Home > Other > A Bloody Business > Page 53
A Bloody Business Page 53

by Dylan Struzan


  “You’ll die young from the tailor’s disease,” his father had said, discouraging Meyer from the needle trade. “Get a job where you can use your mind. You’ll be better off.”

  It was the only good thing his father had said during Meyer’s entire childhood. Sweatshop conditions were the cause of the tuberculosis Jews were thought to breed. Just like Italians were said to breed polio and Irish caused cholera.

  Meyer shakes off the memory. He stops to listen to the silence of the park. He lights a cigarette. The possibility of Repeal is a bitter pill to swallow especially now that the greasers are gone. If it wasn’t for the beer war, the life of crime would be downright peaceful.

  If Repeal does pass, legitimacy will return and the bootleg business will fold. Anne has a point. Her father is a grocer. Distillers will need supplies once Repeal passes: grains, hops, and sugar. Sugar from the Caribbean is profitable. The bootleg business has created inroads in the Caribbean.

  Meyer passes the pond where Waxey Gordon and Maxie Greenberg made their deal with Arnold Rothstein in a bid to control Manhattan’s bootleggers. They didn’t count on Emory Buckner’s trial, which disrupted Waxey’s connections and sent him fleeing to New Jersey in search of a new headquarters.

  At 59th Street, the Plaza shines like a beacon in the night sky. Meyer leaves the park, heads down Fifth Avenue to 58th, and crosses over to Bergdorf Goodman’s where the fur trade shows off the latest collection: a white fox drape, a collar of mink, two fox jackets, one in white and one in black, and a brown fox fur shrug.

  “It’s enough to make a girl faint,” says Flo Alo, coming up from behind him.

  Meyer turns. Jimmy Alo and his wife are on their way home from a play.

  “The Devil Passes,” Flo says to Meyer. “Don’t bother.”

  “All right,” Meyer says. “I’ll be sure to miss it.”

  The Lanskys, Siegels, and Alos are fast friends. Flo, Esther, and Anne are constant companions with very few secrets between them.

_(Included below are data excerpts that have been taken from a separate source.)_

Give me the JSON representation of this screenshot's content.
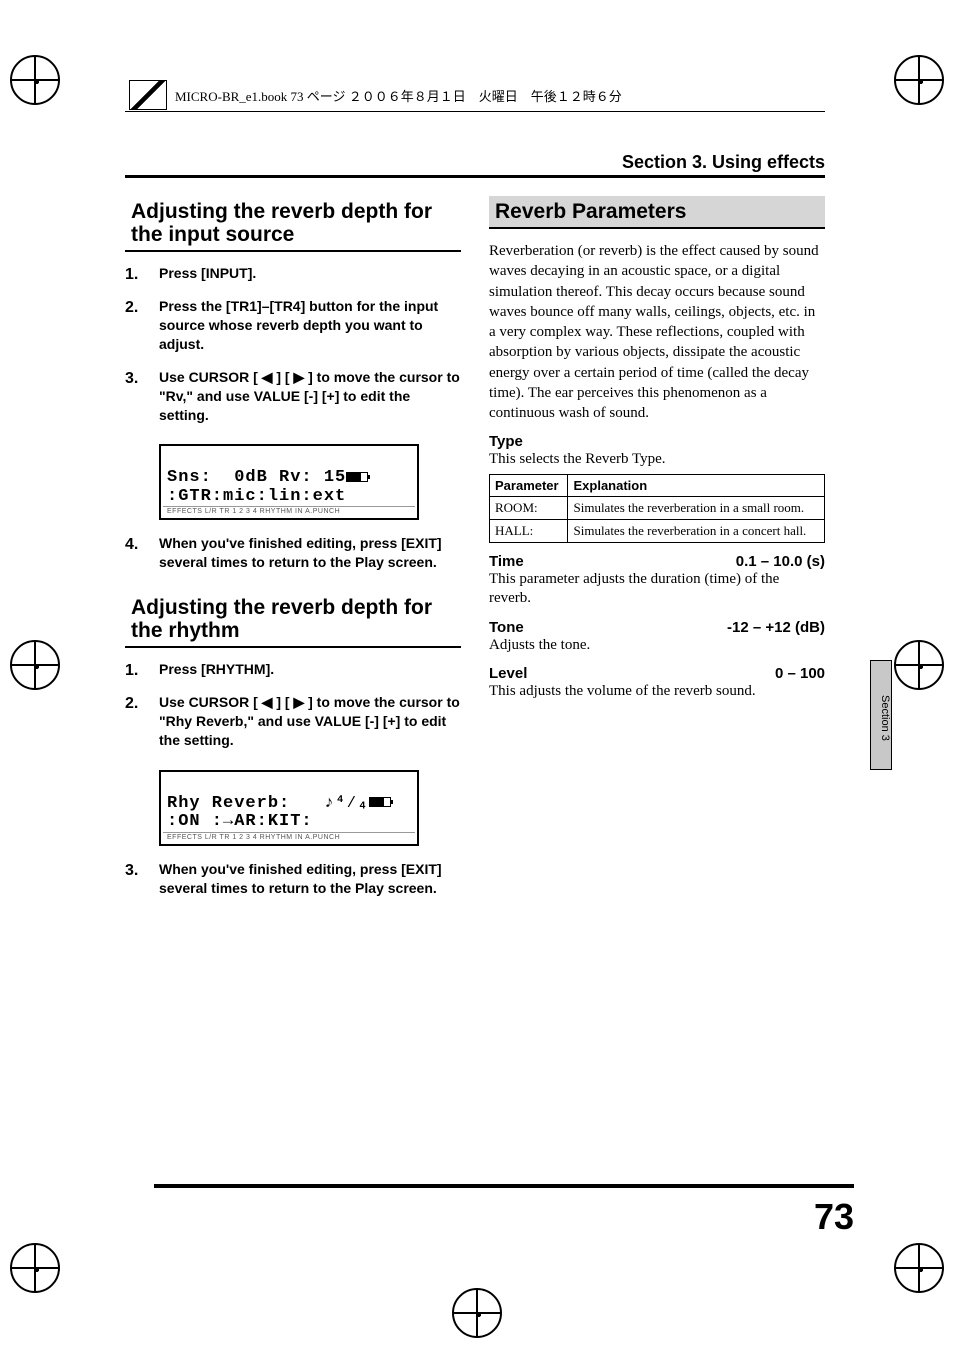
{
  "meta_line": "MICRO-BR_e1.book 73 ページ ２００６年８月１日　火曜日　午後１２時６分",
  "section_title": "Section 3. Using effects",
  "side_tab": "Section 3",
  "page_number": "73",
  "left": {
    "h1": "Adjusting the reverb depth for the input source",
    "steps1": [
      "Press [INPUT].",
      "Press the [TR1]–[TR4] button for the input source whose reverb depth you want to adjust.",
      "Use CURSOR [ ◀ ] [ ▶ ] to move the cursor to \"Rv,\" and use VALUE [-] [+] to edit the setting.",
      "When you've finished editing, press [EXIT] several times to return to the Play screen."
    ],
    "lcd1_line1": "Sns:  0dB Rv: 15",
    "lcd1_line2": ":GTR:mic:lin:ext",
    "lcd_status": "EFFECTS L/R TR 1 2 3 4  RHYTHM         IN A.PUNCH",
    "h2": "Adjusting the reverb depth for the rhythm",
    "steps2": [
      "Press [RHYTHM].",
      "Use CURSOR [ ◀ ] [ ▶ ] to move the cursor to \"Rhy Reverb,\" and use VALUE [-] [+] to edit the setting.",
      "When you've finished editing, press [EXIT] several times to return to the Play screen."
    ],
    "lcd2_line1": "Rhy Reverb:",
    "lcd2_line2": ":ON :→AR:KIT:",
    "lcd2_icon": "♪⁴⁄₄"
  },
  "right": {
    "h1": "Reverb Parameters",
    "intro": "Reverberation (or reverb) is the effect caused by sound waves decaying in an acoustic space, or a digital simulation thereof. This decay occurs because sound waves bounce off many walls, ceilings, objects, etc. in a very complex way. These reflections, coupled with absorption by various objects, dissipate the acoustic energy over a certain period of time (called the decay time). The ear perceives this phenomenon as a continuous wash of sound.",
    "type_head": "Type",
    "type_desc": "This selects the Reverb Type.",
    "table_head": [
      "Parameter",
      "Explanation"
    ],
    "table_rows": [
      [
        "ROOM:",
        "Simulates the reverberation in a small room."
      ],
      [
        "HALL:",
        "Simulates the reverberation in a concert hall."
      ]
    ],
    "time_label": "Time",
    "time_range": "0.1 – 10.0 (s)",
    "time_desc": "This parameter adjusts the duration (time) of the reverb.",
    "tone_label": "Tone",
    "tone_range": "-12 – +12 (dB)",
    "tone_desc": "Adjusts the tone.",
    "level_label": "Level",
    "level_range": "0 – 100",
    "level_desc": "This adjusts the volume of the reverb sound."
  }
}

  Flo says, “I hear you’re going to Boston to see that doctor for Buddy.”

  Meyer says, “I guess that’s the plan.”

  Flo says, “I thought I’d stop in and visit the boy. Are they home now?”

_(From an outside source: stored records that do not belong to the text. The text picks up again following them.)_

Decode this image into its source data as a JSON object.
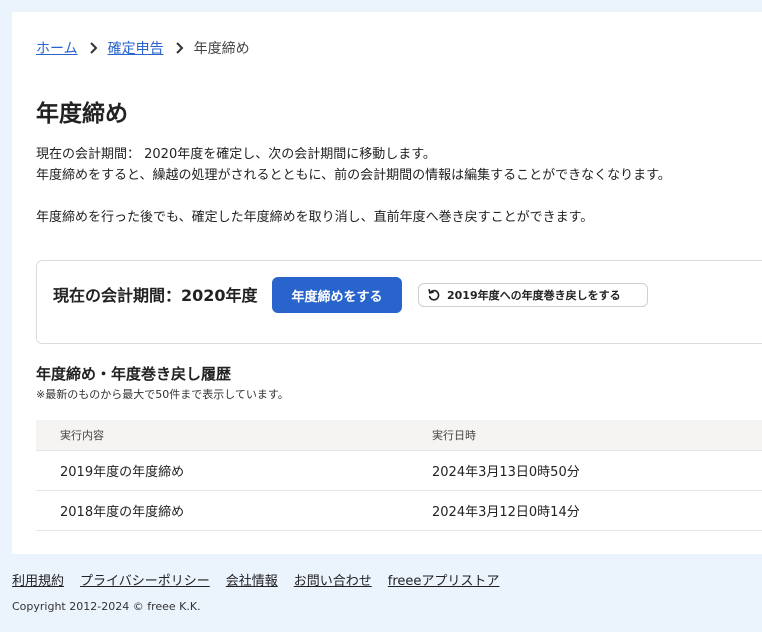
{
  "breadcrumb": {
    "home": "ホーム",
    "tax_return": "確定申告",
    "current": "年度締め"
  },
  "page": {
    "title": "年度締め",
    "description_line1": "現在の会計期間： 2020年度を確定し、次の会計期間に移動します。",
    "description_line2": "年度締めをすると、繰越の処理がされるとともに、前の会計期間の情報は編集することができなくなります。",
    "description_line3": "年度締めを行った後でも、確定した年度締めを取り消し、直前年度へ巻き戻すことができます。"
  },
  "period": {
    "label": "現在の会計期間：2020年度",
    "close_button": "年度締めをする",
    "rollback_button": "2019年度への年度巻き戻しをする"
  },
  "history": {
    "title": "年度締め・年度巻き戻し履歴",
    "note": "※最新のものから最大で50件まで表示しています。",
    "columns": [
      "実行内容",
      "実行日時"
    ],
    "rows": [
      {
        "action": "2019年度の年度締め",
        "datetime": "2024年3月13日0時50分"
      },
      {
        "action": "2018年度の年度締め",
        "datetime": "2024年3月12日0時14分"
      }
    ]
  },
  "footer": {
    "links": [
      "利用規約",
      "プライバシーポリシー",
      "会社情報",
      "お問い合わせ",
      "freeeアプリストア"
    ],
    "copyright": "Copyright 2012-2024 © freee K.K."
  },
  "colors": {
    "page_background": "#ebf3fd",
    "primary": "#2864cc",
    "link": "#2864cc",
    "table_header": "#f5f4f2"
  },
  "icons": {
    "breadcrumb_separator": "chevron-right-icon",
    "rollback": "undo-icon"
  }
}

  “Last time I checked,” Meyer says. “By the way, Anne is pregnant again.”

  Flo smiles. “I know.” She turns to Jimmy. “Do you mind?”

  He doesn’t mind. He never minds. Flo bids the boys farewell and heads to the Lansky house while Jimmy hails a cab to go home.

  Meyer says, “When I go up to Boston to see this doctor, I would like you to ride along. There are some guys there you should meet.”

  As long as there’s going to be a trip to Boston, it might as well include some business. Meeting Hymie Abrams and Charles “King” Solomon, the major Jews that hold sway in New England, will bump up Jimmy’s reputation. Solomon, a Russian Jew, is well established in gambling and narcotics and bootlegging. Abrams is one of Solomon’s lieutenants.

  Jimmy says, “I’ll pack a bag.”

  * * *

  Coll makes late-night excursions regularly from his hotel to the pharmacy across the street, where he connects with his mates via the pay telephones lined up in a series of booths at the back of the store. This is convenient for Owney Madden, whose job it is to deal with the Mad Mick.

  “You got the opera crowd to think about at some times of night,” Tough Tommy says to Madden. “But Coll ain’t no fool. He don’t go out in a crowd. He hot-foots it over to the pharmacy when there ain’t too many people around to identify him.”

  “You know what needs to be done,” Madden says.

  Madden hangs up with Tough Tommy and calls Charlie. Charlie sends Eddie McGrath to the Cotton Club to cover for Madden should things go wrong. Eddie reads the New York Times and the Daily News and gawks at the chorus line.

  Madden pours a couple of whiskeys and hands one to Eddie. Madden sits on the edge of his desk, one leg supporting him, the other dangling down the side.

  He says, “You gotta hand it to Coll. He gave the Dutchman a helluva run for his money. Son of a bitch won’t listen to a word I say. I was just like him when I was a kid. Then I wound up full of holes and landed in Sing Sing. It changes a guy. Puts a little more sense in your head.”

  Eddie says, “So they tell me.”

  “I didn’t want it to come to this,” Madden says. “I didn’t.”

  Eddie shrinks back to the newspaper. After years with the Dutchman, all the bullshit, all the craziness, he hates what is about to happen mostly because he hates that he is powerless to have any control over the consequences Coll has brought upon himself.

  Music rises through the club as Cab Calloway and his orchestra tune up.

  “Hi de hidee hidee ho,” Calloway sings out.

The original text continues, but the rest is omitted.